Traspuesto en su sillón peluquero, con la puerta del taller abierta de par en par a la incandescencia tibia de las dos de la tarde, el barbero Sixto Pastor Alzamora —rostro sanguíneo y largos bigotes retorcidos— se removió pesadamente en su sillón de cuero de chancho y volvió a sumergirse en los médanos de su siesta salitrera. En el letargo de su entresueño no sabía bien si estaba soñando o evocando esas imágenes brumosas en las que se veía llegando a las costas del norte, a comienzos de 1907, hacinado en la cubierta del vapor «Blanca Elena», junto a un enganche salitrero de ciento cuarenta y nueve trabajadores, todos con sus familias a cuestas. Él se había embarcado en Coquimbo con su mujer enferma de tuberculosis y su hija de siete años. Y en aquella penosa travesía marítima, al final, luego de haber hecho todo el trayecto presa del temor a morir ahogada, su pobrecita mujer había muerto del corazón cuando ya, por entre los jirones de la niebla, se divisaban los cerros ferruginosos de Antofagasta. Unas horas antes, en uno de sus flébiles arranques de sentimentalismo, Elidia del Rosario le había hecho jurar por La Virgen de Andacollo que si algo le llegaba a suceder a ella, él, además de cuidar y querer siempre a su pequeña, nunca dejaría de alentar su afición al piano. «Algún día llegará a ser una gran concertista», le dijo. Él siempre se preguntaba qué habría hecho su lírica esposa de haber presenciado el percance de aquella mañana en la que su querido piano, mal estivado en un lanchón de desembarque, se hundió en las aguas de la fragorosa bahía de Antofagasta.

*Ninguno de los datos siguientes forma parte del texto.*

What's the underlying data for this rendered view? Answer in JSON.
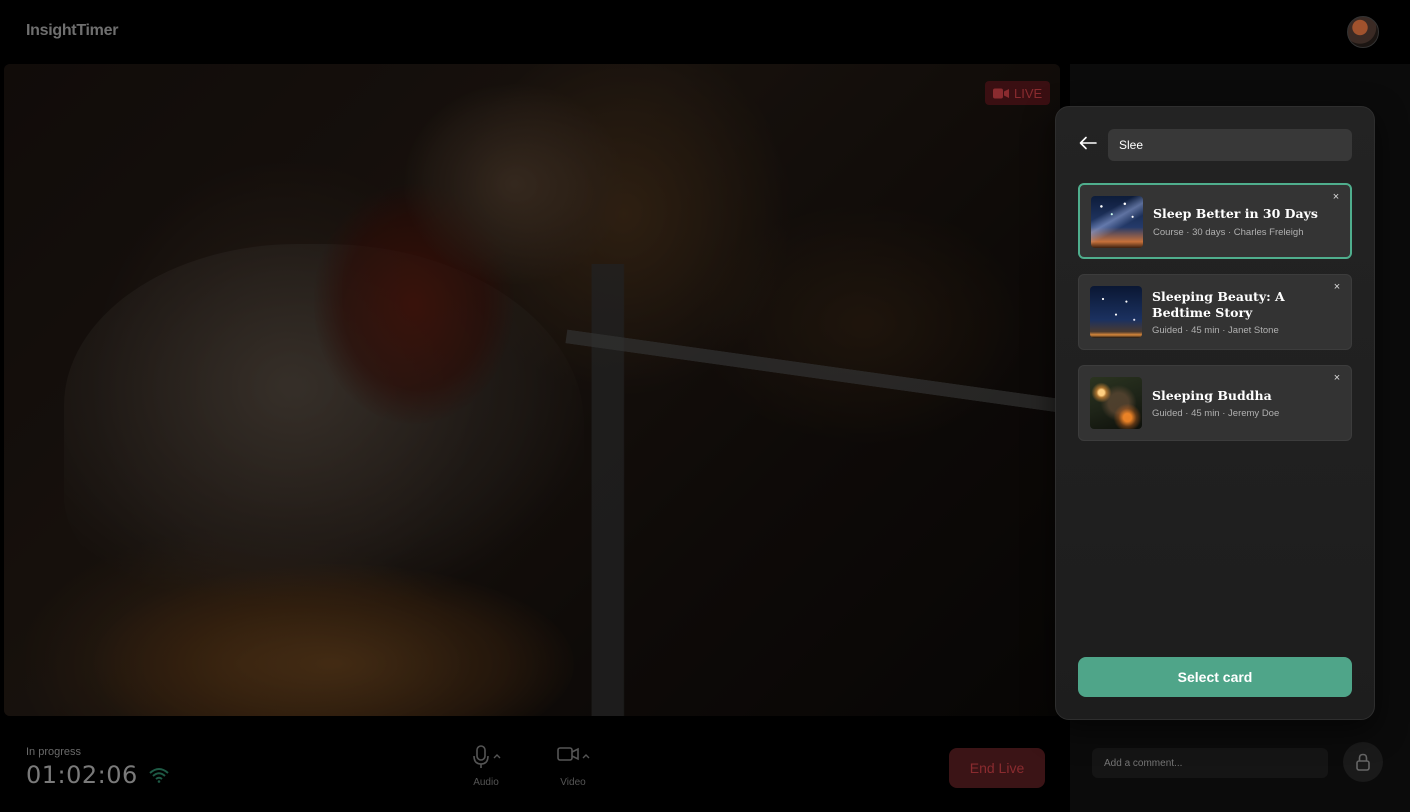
{
  "app": {
    "brand": "InsightTimer"
  },
  "video": {
    "live_label": "LIVE"
  },
  "controls": {
    "progress_label": "In progress",
    "timer": "01:02:06",
    "audio_label": "Audio",
    "video_label": "Video",
    "end_live_label": "End Live"
  },
  "side_panel": {
    "comment_placeholder": "Add a comment..."
  },
  "modal": {
    "search_value": "Slee",
    "results": [
      {
        "title": "Sleep Better in 30 Days",
        "meta": "Course · 30 days · Charles Freleigh",
        "selected": true,
        "thumbnail": "starry-sky-tree"
      },
      {
        "title": "Sleeping Beauty: A Bedtime Story",
        "meta": "Guided · 45 min  · Janet Stone",
        "selected": false,
        "thumbnail": "night-sky-horizon"
      },
      {
        "title": "Sleeping Buddha",
        "meta": "Guided · 45 min  · Jeremy Doe",
        "selected": false,
        "thumbnail": "lantern-garden"
      }
    ],
    "close_glyph": "×",
    "select_button_label": "Select card"
  },
  "colors": {
    "accent": "#4fa589",
    "selected_border": "#4fae8d",
    "live_red": "#8a2b2f",
    "modal_bg": "#222222",
    "card_bg": "#333333"
  }
}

A Elidia del Rosario la había conocido en el pueblo de Canela Alta, al interior de Ovalle, y se amaron a primera vista. Ella tocaba el piano en la escuela y él era un escuálido aprendiz de barbero en el único taller de peluquería del pueblo; un jovenzuelo intolerante que mientras barría los manojos de pelo se enfrascaba en fervorosas discusiones con los parroquianos más avisados del lugar, discusiones que siempre versaban sobre asuntos de justicia e injusticia social y los hereditarios abusos patronales. Se habían casado en contra de la voluntad de los padres de Elidia, que no aceptaban a un «comepelo» como pretendiente de su hija. Su animadversión no era tanto por la humildad de su oficio como por la fama de anarquista que se había ganado en el pueblo. «Los barberos son todos unos tozudos y renegados de Dios», le había prevenido el padre de Elidia. «Peor todavía si son ácratas». Al final habían terminado casándose a escondidas un soleado lunes 4 de julio, justo cuando ella cumplía veintiún años de edad. Él era un año mayor: «Fueron diecisiete años de vacas flacas, pero felices», le solía decir a su hija con los ojos brillantes de nostalgia cuando en las tardes de viento, sentada al piano, Golondrina le pedía que le conversara de su madre.

Por su congénita delicadeza de salud, se habían demorado diez años en concebir un hijo. Y no habían engendrado más, pues ella había estado a punto de morir en el alumbramiento. Amante de la poesía, había sido por voluntad suya que bautizaron con ese nombre a la niña, en homenaje a un alado poema de Bécquer que ella solía recitar en sus tardes de melancolía. Desde los primeros días de vida de la pequeña, Elidia del Rosario la hacía dormir cada noche recitándole versos espigados del espeso volumen de Las más bellas poesías para recitar. Y cuando la niña, hermosa como un botón de rosa, daba recién sus primeros gateos por la casa, ya ella le permitía —y alentaba con risas mojadas en lágrimas— empinarse y jugar con las ochenta y ocho teclas del piano. Para que su pequeña Golondrina, decía, fuera descubriendo no sólo la tonalidad y el colorido de cada una de las notas musicales, sino también la inconmensurable presencia de tata Dios en los más sutiles vericuetos de la música.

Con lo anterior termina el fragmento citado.